Rachel a perdu pour toujours ses enfants, ils «ne sont plus»: cette figure de la Bible représente «la souffrance de toutes les mères du monde qui vivent une perte irréparable», a estimé le pape François. «Rachel ne veut pas être consolée», et selon lui, «ce refus exprime la profondeur et l’amertume de ses larmes».

Rachel est un personnage de la Genèse. Elle est la cousine et la seconde femme de Jacob. Elle est également la fille de Laban et la sœur de Léa. Tout d’abord durement éprouvée par sa stérilité, Dieu lui accorde finalement de donner naissance à deux enfants: Joseph et Benjamin.

«Il faut s’unir aux pleurs» de celui qui souffre pour «essuyer les larmes de son visage», a recommandé le pape, avant de sortir de son texte: «et si je ne peux pas, il vaut mieux garder le silence et s’en tenir aux caresses et aux gestes». Ainsi Dieu, «avec sa délicatesse et son amour», répond-il aux pleurs de Rachel par des paroles de vérité, par la promesse porteuse de consolation qu’elle aura une descendance et que celle-ci reviendra d’exil. «Les larmes ont généré de l’espérance», a souligné le pape.

La consolation du Christ naît des pleurs

Le pontife a fait remarquer que cette figure de Rachel a ensuite été reprise par saint Matthieu, lorsqu’il est question dans son évangile de la persécution des saints Innocents, tués par Hérode à cause de la naissance de Jésus. «Et lui, Agneau innocent, devait mourir à son tour pour tous», a expliqué le pape François.

«Le fils de Dieu est entré dans la douleur des hommes (…) sa parole est définitivement parole de consolation, parce qu’elle naît des pleurs», a-t-il précisé. «Quand quelqu’un me dit pourquoi souffrent les enfants, je ne sais quoi répondre», a réagi spontanément le pape François, «je dis seulement: regarde le crucifix, lui aussi a souffert».

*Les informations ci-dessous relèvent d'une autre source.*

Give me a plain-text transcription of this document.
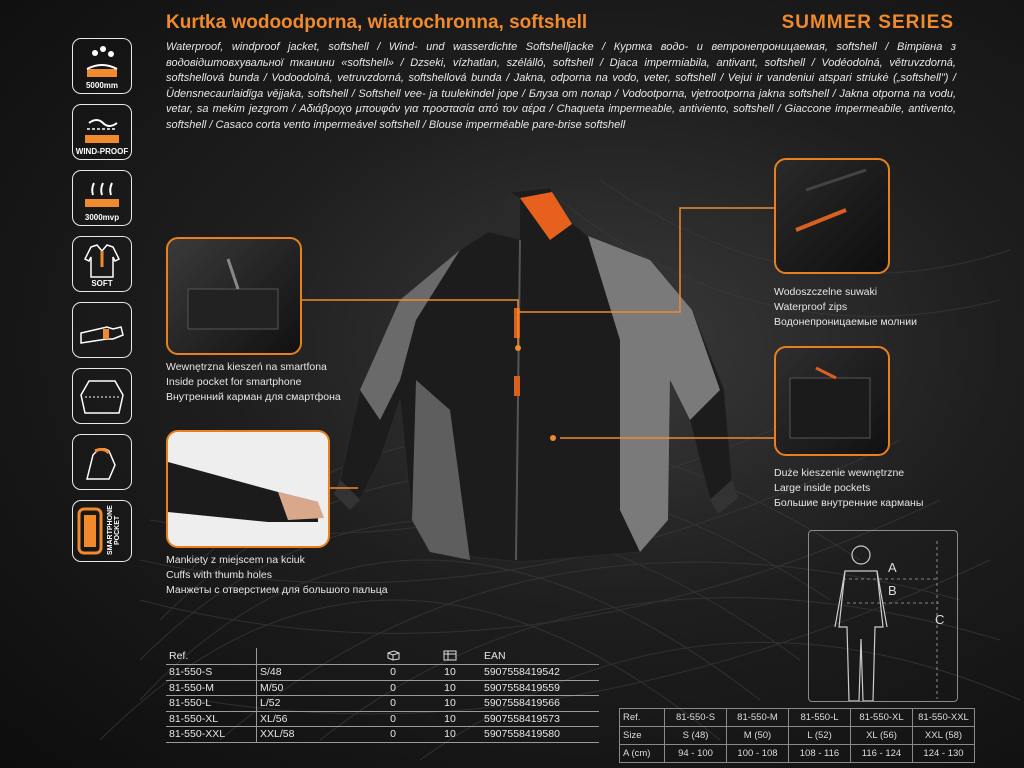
Kurtka wodoodporna, wiatrochronna, softshell	SUMMER SERIES
Waterproof, windproof jacket, softshell / Wind- und wasserdichte Softshelljacke / Куртка водо- и ветронепроницаемая, softshell / Вітрівна з водовідштовхувальної тканини «softshell» / Dzseki, vízhatlan, szélálló, softshell / Djaca impermiabila, antivant, softshell / Vodéodolná, větruvzdorná, softshellová bunda / Vodoodolná, vetruvzdorná, softshellová bunda / Jakna, odporna na vodo, veter, softshell / Vejui ir vandeniui atspari striukė („softshell") / Ūdensnecaurlaidīga vējjaka, softshell / Softshell vee- ja tuulekindel jope / Блуза от полар / Vodootporna, vjetrootporna jakna softshell / Jakna otporna na vodu, vetar, sa mekim jezgrom / Αδιάβροχο μπουφάν για προστασία από τον αέρα / Chaqueta impermeable, antiviento, softshell / Giaccone impermeabile, antivento, softshell / Casaco corta vento impermeável softshell / Blouse imperméable pare-brise softshell
5000mm
WIND-PROOF
3000mvp
SOFT
SMARTPHONE POCKET
Wewnętrzna kieszeń na smartfona
Inside pocket for smartphone
Внутренний карман для смартфона
Mankiety z miejscem na kciuk
Cuffs with thumb holes
Манжеты с отверстием для большого пальца
Wodoszczelne suwaki
Waterproof zips
Водонепроницаемые молнии
Duże kieszenie wewnętrzne
Large inside pockets
Большие внутренние карманы
A
B
C
Ref.				EAN
81-550-S	S/48	0	10	5907558419542
81-550-M	M/50	0	10	5907558419559
81-550-L	L/52	0	10	5907558419566
81-550-XL	XL/56	0	10	5907558419573
81-550-XXL	XXL/58	0	10	5907558419580
Ref.	81-550-S	81-550-M	81-550-L	81-550-XL	81-550-XXL
Size	S (48)	M (50)	L (52)	XL (56)	XXL (58)
A (cm)	94 - 100	100 - 108	108 - 116	116 - 124	124 - 130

«Voir l’amour de Dieu qui a offert son fils pour nous, a-t-il souligné, nous indique quelques voies de consolation». «Sur la croix ce sera lui le fils mourant qui donnera une nouvelle fécondité à sa mère», a expliqué le pontife. A l’instar de Rachel, a-t-il insisté, les pleurs de la Vierge Marie «ont suscité l’espérance et la vie nouvelle».

Dispenser aux fidèles une formation doctrinale et morale

Au moment de saluer les pèlerins polonais, le pape François a rappelé que l’Epiphanie du Seigneur était sur le point d’être célébrée le 6 janvier prochain. Le pontife s’est alors uni aux nombreux cortèges solennels des mages qui seront organisés ce jour-là dans le monde.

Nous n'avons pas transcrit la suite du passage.